I don’t think that they mean “Mom & Pop gas station” here.
Boo hoo
In general I don’t like it when people get ripped off, and for the most part these people did…
But the one particular person that complained about how bad it was starting from before signing the closing papers has significantly less sympathy. So it was bad and you decided to spend millions on it after that? The closing is your last chance to say “this ain’t what I thought I was buying” and then not buy it without needing to sue anyone. If you don’t like the way a property is at closing do not close!
These buildings are almost always engineering stunts, in the same way that Falling Water was. They use new building techniques that haven’t been perfected (or are implemented imperfectly). They do these things for exterior wow-factor, but under ideal conditions, they would have no bearing on the occupants’ quality of life.
So now there’s a 1000 ft defective building in the heart of Manhattan. Who will repair it? Who will demolish it? This seems like the sort of thing where taxpayers will have to pay to pick the thing apart with heavy-lift helicopters, because you can’t implode something this tall and narrow.

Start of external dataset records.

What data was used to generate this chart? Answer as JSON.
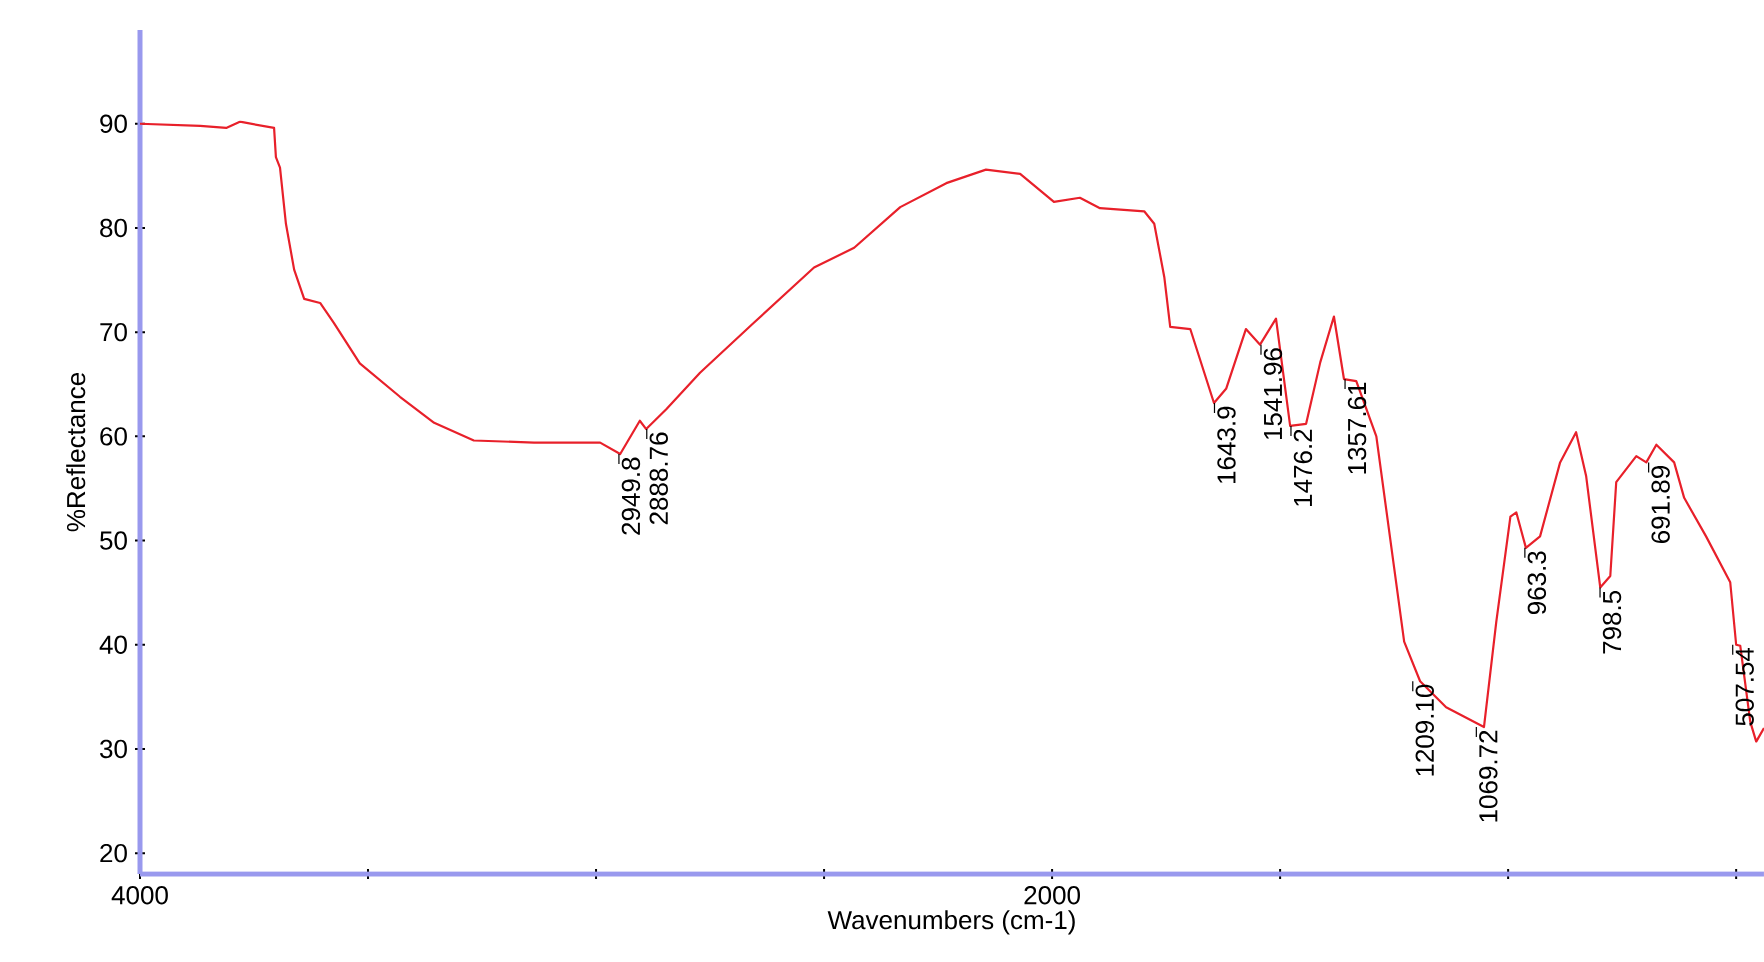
{
  "chart_data": {
    "type": "line",
    "xlabel": "Wavenumbers (cm-1)",
    "ylabel": "%Reflectance",
    "xlim": [
      4000,
      439
    ],
    "ylim": [
      18,
      99
    ],
    "xticks": [
      4000,
      {
        "value": 3500,
        "label": null
      },
      {
        "value": 3000,
        "label": null
      },
      {
        "value": 2500,
        "label": null
      },
      2000,
      {
        "value": 1500,
        "label": null
      },
      {
        "value": 1000,
        "label": null
      },
      {
        "value": 500,
        "label": null
      }
    ],
    "yticks": [
      20,
      30,
      40,
      50,
      60,
      70,
      80,
      90
    ],
    "grid": false,
    "marker": "none",
    "line_style": "solid",
    "series": [
      {
        "color": "#e8202a",
        "x": [
          4000,
          3868,
          3811,
          3781,
          3706,
          3702,
          3693,
          3680,
          3662,
          3640,
          3605,
          3575,
          3518,
          3430,
          3355,
          3268,
          3136,
          2991,
          2947,
          2904,
          2890,
          2846,
          2772,
          2654,
          2522,
          2434,
          2333,
          2232,
          2145,
          2070,
          1996,
          1939,
          1895,
          1798,
          1776,
          1754,
          1741,
          1697,
          1645,
          1618,
          1575,
          1544,
          1509,
          1478,
          1443,
          1412,
          1382,
          1360,
          1333,
          1289,
          1250,
          1228,
          1193,
          1136,
          1053,
          1026,
          995,
          982,
          961,
          930,
          886,
          851,
          829,
          798,
          776,
          763,
          719,
          697,
          675,
          636,
          614,
          566,
          513,
          500,
          491,
          469,
          456,
          439
        ],
        "values": [
          90,
          89.8,
          89.6,
          90.2,
          89.6,
          86.8,
          85.8,
          80.4,
          76,
          73.2,
          72.8,
          70.9,
          67,
          63.8,
          61.3,
          59.6,
          59.4,
          59.4,
          58.3,
          61.5,
          60.7,
          62.6,
          66.1,
          70.9,
          76.2,
          78.1,
          82,
          84.3,
          85.6,
          85.2,
          82.5,
          82.9,
          81.9,
          81.6,
          80.4,
          75.3,
          70.5,
          70.3,
          63.2,
          64.6,
          70.3,
          68.8,
          71.3,
          61,
          61.2,
          67.1,
          71.5,
          65.5,
          65.3,
          60,
          47.4,
          40.3,
          36.5,
          34,
          32.1,
          42.2,
          52.3,
          52.7,
          49.3,
          50.4,
          57.5,
          60.4,
          56.2,
          45.5,
          46.6,
          55.6,
          58.1,
          57.5,
          59.2,
          57.5,
          54.1,
          50.4,
          46,
          40,
          39.9,
          32.6,
          30.7,
          32
        ]
      }
    ],
    "annotations": [
      {
        "text": "2949.8",
        "x": 2949.8,
        "y": 58.3
      },
      {
        "text": "2888.76",
        "x": 2888.76,
        "y": 60.7
      },
      {
        "text": "1643.9",
        "x": 1643.9,
        "y": 63.2
      },
      {
        "text": "1541.96",
        "x": 1541.96,
        "y": 68.8
      },
      {
        "text": "1476.2",
        "x": 1476.2,
        "y": 61
      },
      {
        "text": "1357.61",
        "x": 1357.61,
        "y": 65.5
      },
      {
        "text": "1209.10",
        "x": 1209.1,
        "y": 36.5
      },
      {
        "text": "1069.72",
        "x": 1069.72,
        "y": 32.1
      },
      {
        "text": "963.3",
        "x": 963.3,
        "y": 49.3
      },
      {
        "text": "798.5",
        "x": 798.5,
        "y": 45.5
      },
      {
        "text": "691.89",
        "x": 691.89,
        "y": 57.5
      },
      {
        "text": "507.54",
        "x": 507.54,
        "y": 40
      }
    ]
  }
}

I don’t know about NY but in CA a very large percentage of the cost of a building is the actual building permits. More so then the land, or actual materials.
Assuming NY is the same I would hope some portion of the permit cost is intended to be a tear down fee. Of corse knowing how governments spend what they have now not save for later it probably bought tear gas and rubber bullets already.
Hopefully not. I know some building science forensic experts who get called in to be expert witnesses at things like this. Hopefully the developer will bring one or more in to figure out where things went wrong. It’s quite involved, and interesting, looking at each step and figuring out if the work was specced out wrong, or if, had the specs been followed the thing would’ve worked as intended.
Hearing their stories combines my loves of tv crime procedurals, building science, and ultimate justice (most of the time).